Interesting.

Perhaps the survival purposes for carrying firearms are important in examining redundancy and backup. The two survival purposes that seem most discussed are self-defense and hunting.

If self-defense is the goal, then a most-likely-scenario analysis would seem appropriate. Somebody other than me will have to address that.

I can easily think of situations where a pistol, a shotgun, or a rifle might be the most appropriate self-defense primary or backup weapon. The major alternative would seem to be to avoid conflict, which might not always be a choice you can make.

If hunting is the goal, a most-likely-scenario analysis also seems appropriate. Others have addressed this many times, and seem to conclude that nets, traps, and snares are more efficient than firearms for most game with the possible exception of animals larger than deer.

If that conclusion is correct, then a rifle or shotgun of sufficient caliber for such larger game would seem to be the gun of choice.

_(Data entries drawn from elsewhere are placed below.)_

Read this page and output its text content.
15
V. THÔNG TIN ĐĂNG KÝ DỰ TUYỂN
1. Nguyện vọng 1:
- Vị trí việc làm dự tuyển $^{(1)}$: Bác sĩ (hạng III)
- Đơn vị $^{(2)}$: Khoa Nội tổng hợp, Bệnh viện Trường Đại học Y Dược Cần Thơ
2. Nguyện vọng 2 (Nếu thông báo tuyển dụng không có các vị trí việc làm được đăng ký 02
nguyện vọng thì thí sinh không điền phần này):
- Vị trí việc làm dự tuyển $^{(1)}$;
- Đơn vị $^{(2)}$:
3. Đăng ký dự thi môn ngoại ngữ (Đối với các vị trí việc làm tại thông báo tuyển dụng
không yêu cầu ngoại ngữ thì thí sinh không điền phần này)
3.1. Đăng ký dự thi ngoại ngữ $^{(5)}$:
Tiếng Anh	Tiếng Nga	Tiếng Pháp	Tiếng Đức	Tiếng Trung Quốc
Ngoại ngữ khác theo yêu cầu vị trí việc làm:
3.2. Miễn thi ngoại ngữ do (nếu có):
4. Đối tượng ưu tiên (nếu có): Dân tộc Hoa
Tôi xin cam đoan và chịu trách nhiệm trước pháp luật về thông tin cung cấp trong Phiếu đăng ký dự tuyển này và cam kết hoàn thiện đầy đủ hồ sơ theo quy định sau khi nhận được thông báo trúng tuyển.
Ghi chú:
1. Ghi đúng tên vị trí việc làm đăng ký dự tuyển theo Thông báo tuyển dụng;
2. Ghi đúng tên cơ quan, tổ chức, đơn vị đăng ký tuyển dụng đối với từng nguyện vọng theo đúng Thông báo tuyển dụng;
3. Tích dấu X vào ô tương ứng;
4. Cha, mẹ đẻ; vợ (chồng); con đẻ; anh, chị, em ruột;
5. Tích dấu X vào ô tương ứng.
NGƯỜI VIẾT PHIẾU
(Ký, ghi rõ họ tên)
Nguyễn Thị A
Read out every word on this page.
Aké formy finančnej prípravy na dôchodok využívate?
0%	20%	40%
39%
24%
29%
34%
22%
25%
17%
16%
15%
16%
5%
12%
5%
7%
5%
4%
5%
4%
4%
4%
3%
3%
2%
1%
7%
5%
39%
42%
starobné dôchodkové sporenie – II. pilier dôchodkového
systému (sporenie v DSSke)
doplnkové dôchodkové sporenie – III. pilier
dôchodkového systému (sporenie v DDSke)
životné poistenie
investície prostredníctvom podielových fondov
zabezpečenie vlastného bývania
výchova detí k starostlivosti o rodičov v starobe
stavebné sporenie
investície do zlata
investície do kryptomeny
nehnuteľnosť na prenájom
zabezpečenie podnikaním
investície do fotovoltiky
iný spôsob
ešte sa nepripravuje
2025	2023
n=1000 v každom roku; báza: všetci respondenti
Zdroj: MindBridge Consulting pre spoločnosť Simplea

Firearm candidates that combine both self-defense and hunting would seem to include either rifles or shotguns, with the edge toward shotguns for the variety of shot, slugs, and powder a single shotgun can use. If longer-range use figures as a most-likely-scenario, then combo shotgun-rifle firearms would seem a powerful option.

Redundancy seems a big challenge given the expense, weight, and size of a single rifle or shotgun. Again, with significant weight penalties, a combination rifle-shotgun seems to include some built-in redundancy.

At the moment my brain cannot puzzle through the backup challenge.